In line with previous studies, the present results revealed that participants, who perceive the VA tool as a specialist tool, reported higher levels of trustworthiness across all different source layers—compared to participants, who perceived the tool as a generalist. Considering, that the tool acted completely identically in both conditions and that the conditions only differed in terms of the introduction of the VA to the participant (written introduction and introduction presented by the VA itself), the present study highlights the manipulability of the users’ perception of the system and the effects this perception has on the evaluation of the trustworthiness of the system. The way a diagnostic tool is introduced to the patient seems to be of considerable importance when it comes to the patient’s perception of the tool and the willingness to interact with it. As the present study reveals, a few words can fundamentally change the patients’ opinions of the tool, which might affect their willingness to cooperate. In the presence of the ongoing worldwide pandemic, we all learnt about the need for intelligent tools, which support physicians with remote anamnesis and diagnosis to unburden the stationary medical offices. Our study shows how important it is to not only consider engineering aspects and ensure that the system functions properly but to consider also the users’ perception of the tool and the resulting trustworthiness. Thus, our results offer promising first insights for developers and designers. However, our results also refer to risks. Many health-related tools conquer the market without any quality checks. If these tools framed themselves as experts or specialists, users could be easily misled.

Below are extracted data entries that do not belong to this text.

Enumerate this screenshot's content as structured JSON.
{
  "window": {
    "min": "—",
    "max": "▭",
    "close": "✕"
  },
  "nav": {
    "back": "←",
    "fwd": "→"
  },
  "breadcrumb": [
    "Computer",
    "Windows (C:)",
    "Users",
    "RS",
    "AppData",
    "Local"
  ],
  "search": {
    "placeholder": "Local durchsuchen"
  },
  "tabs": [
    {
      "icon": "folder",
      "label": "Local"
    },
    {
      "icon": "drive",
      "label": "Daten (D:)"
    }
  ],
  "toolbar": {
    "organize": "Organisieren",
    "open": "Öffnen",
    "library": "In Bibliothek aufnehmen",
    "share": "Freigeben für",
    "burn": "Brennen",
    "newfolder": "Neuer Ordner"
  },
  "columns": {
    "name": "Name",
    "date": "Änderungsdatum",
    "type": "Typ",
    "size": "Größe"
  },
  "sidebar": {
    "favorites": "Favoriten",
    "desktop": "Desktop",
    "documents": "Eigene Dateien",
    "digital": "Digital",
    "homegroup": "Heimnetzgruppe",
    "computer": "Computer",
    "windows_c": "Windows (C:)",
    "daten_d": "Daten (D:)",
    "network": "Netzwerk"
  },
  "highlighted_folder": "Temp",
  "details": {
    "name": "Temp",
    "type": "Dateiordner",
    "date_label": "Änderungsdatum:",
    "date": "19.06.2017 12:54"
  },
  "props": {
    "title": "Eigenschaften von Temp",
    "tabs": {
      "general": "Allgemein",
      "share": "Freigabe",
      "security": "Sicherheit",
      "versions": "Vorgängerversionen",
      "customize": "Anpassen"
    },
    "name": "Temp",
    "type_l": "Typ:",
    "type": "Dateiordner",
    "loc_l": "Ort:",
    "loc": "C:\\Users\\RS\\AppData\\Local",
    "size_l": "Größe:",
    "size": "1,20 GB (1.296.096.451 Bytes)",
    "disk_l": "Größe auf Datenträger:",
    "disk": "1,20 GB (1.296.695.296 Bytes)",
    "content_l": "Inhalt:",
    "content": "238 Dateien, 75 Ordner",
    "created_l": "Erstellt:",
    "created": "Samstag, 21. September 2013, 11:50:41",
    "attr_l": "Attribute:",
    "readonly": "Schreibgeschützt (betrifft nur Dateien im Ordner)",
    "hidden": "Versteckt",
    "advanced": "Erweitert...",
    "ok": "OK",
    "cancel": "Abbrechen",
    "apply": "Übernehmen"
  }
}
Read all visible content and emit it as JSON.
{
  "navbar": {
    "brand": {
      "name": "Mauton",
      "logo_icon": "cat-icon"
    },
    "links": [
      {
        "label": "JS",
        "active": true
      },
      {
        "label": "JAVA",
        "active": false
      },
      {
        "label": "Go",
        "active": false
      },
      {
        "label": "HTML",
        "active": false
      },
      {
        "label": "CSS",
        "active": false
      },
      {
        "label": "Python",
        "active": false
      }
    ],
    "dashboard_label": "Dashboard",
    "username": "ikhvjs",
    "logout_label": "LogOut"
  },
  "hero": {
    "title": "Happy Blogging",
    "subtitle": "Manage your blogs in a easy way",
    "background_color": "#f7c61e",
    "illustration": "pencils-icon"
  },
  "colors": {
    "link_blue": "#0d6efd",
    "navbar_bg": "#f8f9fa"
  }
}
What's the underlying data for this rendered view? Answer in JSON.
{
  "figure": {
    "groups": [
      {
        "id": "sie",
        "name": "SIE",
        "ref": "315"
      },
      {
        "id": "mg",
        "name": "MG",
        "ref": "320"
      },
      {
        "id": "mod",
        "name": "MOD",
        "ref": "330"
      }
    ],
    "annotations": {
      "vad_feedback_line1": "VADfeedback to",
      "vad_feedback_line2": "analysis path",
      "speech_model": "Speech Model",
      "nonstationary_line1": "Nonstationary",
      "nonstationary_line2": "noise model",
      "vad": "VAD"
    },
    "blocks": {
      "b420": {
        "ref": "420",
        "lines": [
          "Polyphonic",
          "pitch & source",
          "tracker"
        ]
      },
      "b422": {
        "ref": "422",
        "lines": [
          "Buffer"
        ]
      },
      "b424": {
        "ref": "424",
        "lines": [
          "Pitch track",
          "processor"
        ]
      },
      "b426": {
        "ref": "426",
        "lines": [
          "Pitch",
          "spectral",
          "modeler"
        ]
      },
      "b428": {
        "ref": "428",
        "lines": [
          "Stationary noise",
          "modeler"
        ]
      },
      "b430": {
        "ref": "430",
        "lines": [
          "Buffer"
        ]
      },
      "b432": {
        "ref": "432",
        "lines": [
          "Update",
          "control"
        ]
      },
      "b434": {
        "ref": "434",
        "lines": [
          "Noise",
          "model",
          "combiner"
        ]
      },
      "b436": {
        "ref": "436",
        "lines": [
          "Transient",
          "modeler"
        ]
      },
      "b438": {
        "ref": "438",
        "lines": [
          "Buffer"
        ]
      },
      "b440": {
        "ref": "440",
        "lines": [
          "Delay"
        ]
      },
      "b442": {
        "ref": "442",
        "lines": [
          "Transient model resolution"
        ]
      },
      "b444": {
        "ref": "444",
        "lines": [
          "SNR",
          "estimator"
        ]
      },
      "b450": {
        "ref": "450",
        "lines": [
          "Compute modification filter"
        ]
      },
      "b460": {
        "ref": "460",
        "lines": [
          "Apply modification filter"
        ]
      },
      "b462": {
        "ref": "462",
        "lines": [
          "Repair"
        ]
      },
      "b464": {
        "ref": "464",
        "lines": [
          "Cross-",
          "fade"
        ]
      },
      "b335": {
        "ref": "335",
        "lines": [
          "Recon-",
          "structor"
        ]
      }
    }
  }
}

Following the basic assumption of the media equation approach and its significant research body confirming the idea that social rules and dynamics, which guide human-human interaction, similarly apply to human-computer interaction (Reeves and Nass, 1996), voice-based systems could be regarded as a new era of technological counterpart. Being able to recognize process and produce human language, VA adopt features that have been exclusively human until recently. Consequently, VA can verbally introduce themselves to the users resulting in a powerful manipulation of the users’ perception. The presented results show how easily and effectively the impression of a VA can be manipulated. Furthermore, our results indicate an area of research, today’s HCI research tends to miss too often. While its primary focus is on the effect of gestalt design on usability and user experience, our results encourage to refer to the users’ perspective on the system and the perceived trustworthiness as an essential aspect of a responsible and serious design, which bears chances and risks for both high-quality and low-quality applications.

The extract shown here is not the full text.